Even vegan runners, such as ultra-marathon legend Scott Jurek, support their running through a high-carbohydrates diet with a strong consumption of grains. A vegetarian/vegan diet can provide a runner with enough protein; but the same cannot necessarily be claimed for a diet as restrictive as Whole30 providing a runner with enough carbohydrates.
Does Whole30 Pose Risks to Runners?
Finally, why the severe restriction? For many of us runners, especially female runners, our healthy eating goals should not focus on restriction, but rather nourishing our bodies and enjoying the gift of food.
Our bodies need to be fueled and nourished, not deprived. Even simple sugars play a role in the diet of runners. As Meredith wrote about earlier this week, you probably don’t need to lose those five pounds, so why risk everything that comes with such restriction? As female runners, not consuming enough calories or carbohydrates can lead to amenorrhea, female athlete triad, and stress fractures. Even male runners will see their performance suffer, the energy levels drop, and their risk of injury increase without enough carbohydrates.
A Counter-Argument for Whole30
Because any well-articulated refutation gives fair hearing to the opposing opinion, other runners have found that they were able to balance Whole30 and running, even while running high mileage.
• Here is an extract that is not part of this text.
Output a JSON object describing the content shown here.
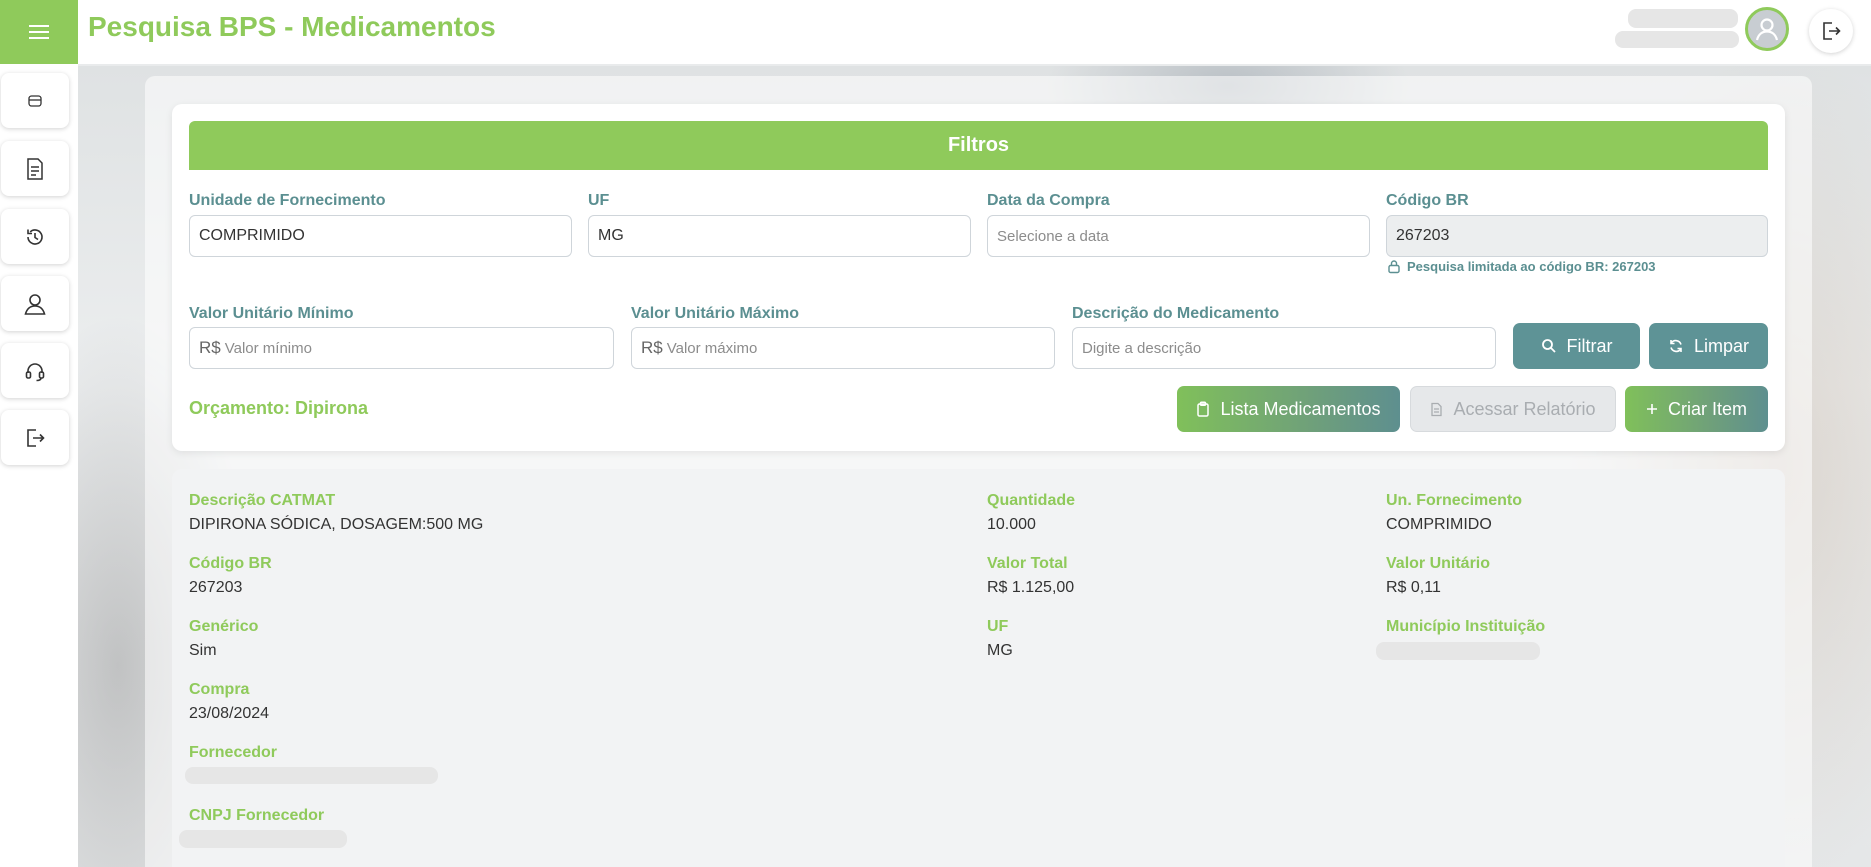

This just goes to show that what works for some people doesn’t work for others. To run your personal best and live your healthiest life, you must pay attention to your own needs and your body’s bio-feedback.
I know that many of you and many bloggers I read and respect have done Whole30, and I want to be clear that I am not writing this post out of disrespect for anyone and their dietary choices.
And, as hard as I have been on Whole30 in this post, I will admit it is certainly better for you compared to a diet full of processed foods and too many simple sugars and lacking in fruits, vegetables, and complex carbohydrates.
Personally, I have never followed restrictive diets. I listen to my body and respond with what it tells me, and adapt and change my diet based on what I need. For me, it’s about a balance of fat, carbs, and protein from whole foods to fuel my body and nourish my soul with a sense of satisfaction and enjoyment.
Let’s instead set goals in the positive rather than the negative: a goal of eating enough complex carbohydrates from a variety of foods, a goal of providing our bodies with essential vitamins and minerals, and the goal of enjoying the taste of food.
Have you done a diet such as Whole30? How did you fuel your running while on this diet?
What’s your take on restrictive and low-carbohydrate diets?
Do you have healthy eating goals for 2016?